Average Home Insurance Cost by Coverage Amount
While the rates listed above are for home insurance policies with $250,000 in dwelling coverage, not all homes will be covered at that level. Depending on the size of their property, the features in their home, and the cost of living in the area, some homeowners may require more or less coverage. For example, homeowners insurance for a home that only requires $150,000 in dwelling coverage costs substantially less per year than insurance for a home that requires $250,000 in dwelling coverage.
The less dwelling coverage you have, the less expensive your policy will be. However, you don’t need to figure out how much it would cost to rebuild your home before shopping for insurance. Although having an estimate of the rebuilding cost of your home can assist you to avoid over-or under-insuring your property, home insurance companies have their own assessment systems to calculate this. The average annual house insurance premium for five different levels of dwelling coverage is shown in the table below.

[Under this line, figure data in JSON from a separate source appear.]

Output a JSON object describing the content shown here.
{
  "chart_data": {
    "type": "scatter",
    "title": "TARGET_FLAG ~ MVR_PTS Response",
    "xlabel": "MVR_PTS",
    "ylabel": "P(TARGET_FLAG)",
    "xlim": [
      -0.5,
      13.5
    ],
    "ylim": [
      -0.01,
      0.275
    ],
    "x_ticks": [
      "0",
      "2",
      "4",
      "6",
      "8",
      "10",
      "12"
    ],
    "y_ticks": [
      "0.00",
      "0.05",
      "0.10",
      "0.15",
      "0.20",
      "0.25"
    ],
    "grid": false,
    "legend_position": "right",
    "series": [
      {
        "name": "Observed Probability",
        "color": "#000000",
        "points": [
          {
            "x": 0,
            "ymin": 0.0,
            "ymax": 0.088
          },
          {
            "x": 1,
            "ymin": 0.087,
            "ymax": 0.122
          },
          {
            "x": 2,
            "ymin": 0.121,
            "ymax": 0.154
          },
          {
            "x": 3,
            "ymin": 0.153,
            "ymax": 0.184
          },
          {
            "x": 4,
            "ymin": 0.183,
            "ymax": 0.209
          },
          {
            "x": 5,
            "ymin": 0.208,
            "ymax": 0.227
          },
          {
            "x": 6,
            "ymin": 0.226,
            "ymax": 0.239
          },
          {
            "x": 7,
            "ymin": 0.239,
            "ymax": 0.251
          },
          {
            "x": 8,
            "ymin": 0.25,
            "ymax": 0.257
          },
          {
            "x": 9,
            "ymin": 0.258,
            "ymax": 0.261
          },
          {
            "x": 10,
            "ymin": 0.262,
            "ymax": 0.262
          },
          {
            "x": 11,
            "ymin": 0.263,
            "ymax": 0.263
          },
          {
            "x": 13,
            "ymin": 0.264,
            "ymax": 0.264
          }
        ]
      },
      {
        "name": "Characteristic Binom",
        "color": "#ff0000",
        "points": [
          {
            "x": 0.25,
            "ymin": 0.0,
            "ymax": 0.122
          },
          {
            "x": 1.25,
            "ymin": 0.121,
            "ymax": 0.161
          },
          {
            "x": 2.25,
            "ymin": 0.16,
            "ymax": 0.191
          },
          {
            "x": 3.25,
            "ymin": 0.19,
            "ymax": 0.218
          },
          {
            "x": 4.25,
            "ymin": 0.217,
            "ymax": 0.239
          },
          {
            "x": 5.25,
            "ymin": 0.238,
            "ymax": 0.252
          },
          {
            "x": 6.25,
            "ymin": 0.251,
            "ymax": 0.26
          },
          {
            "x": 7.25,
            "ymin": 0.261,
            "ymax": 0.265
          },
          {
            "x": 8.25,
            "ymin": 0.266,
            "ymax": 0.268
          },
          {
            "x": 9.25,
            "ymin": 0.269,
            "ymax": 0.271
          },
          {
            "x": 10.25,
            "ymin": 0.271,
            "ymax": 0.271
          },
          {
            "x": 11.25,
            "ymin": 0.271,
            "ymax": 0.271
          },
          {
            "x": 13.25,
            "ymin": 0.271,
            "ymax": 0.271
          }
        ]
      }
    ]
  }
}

This information is based on average rates for the year 2021.
Components of Homeowners Insurance Policies
Every homeowner’s insurance coverage includes specific safeguards against significant financial loss caused by fire, storms, theft, vandalism, and legal liability. The following are the most frequent types of home insurance coverage:
Dwelling coverage comparable to the cost of reconstructing your home: This compensates for covered damages to your home’s principal structure and associated structures such as carports or garages, up to your dwelling coverage maximum. The value of this coverage is usually determined at replacement cost.
Coverage for other structures, usually 10-20% of your dwelling coverage limit: This coverage protects structures that are not attached to your house, such as a detached garage, driveway, fences, or shed, from property damage.
Personal property coverage, which typically ranges from 50 to 75 percent of your housing limit: This safeguards your home’s goods, such as clothing, furniture, and gadgets. Additional limits may apply to your personal property coverage.
For example, you may only receive 10% personal property coverage for items stored at other places, and coverage for particular items, such as fine art and money, maybe limited. You might be able to select between replacement cost and actual cash value coverage. Actual cash value insurance is often more expensive than replacement cost policies.
Personal liability coverage, often between $100,000 and $500,000, compensates for medical expenses or property damage to others if you are legally liable for injuries on your property, events that occur off your property, or property damage to others. It also covers legal bills if the injured party files a lawsuit against you.
Medical costs coverage, which often ranges from $1,000 to $5,000: This covers medical bills for anyone who is hurt on your property who is not a member of your family, regardless of fault.
Loss of use coverage, which often amounts to 10-20% of your home coverage: This covers additional living expenses if you have to temporarily relocate while your house is being repaired as a result of a covered claim.
Each homeowner’s insurance coverage has its own set of features. If you’re not sure what your policy covers, check with your agent or insurance company.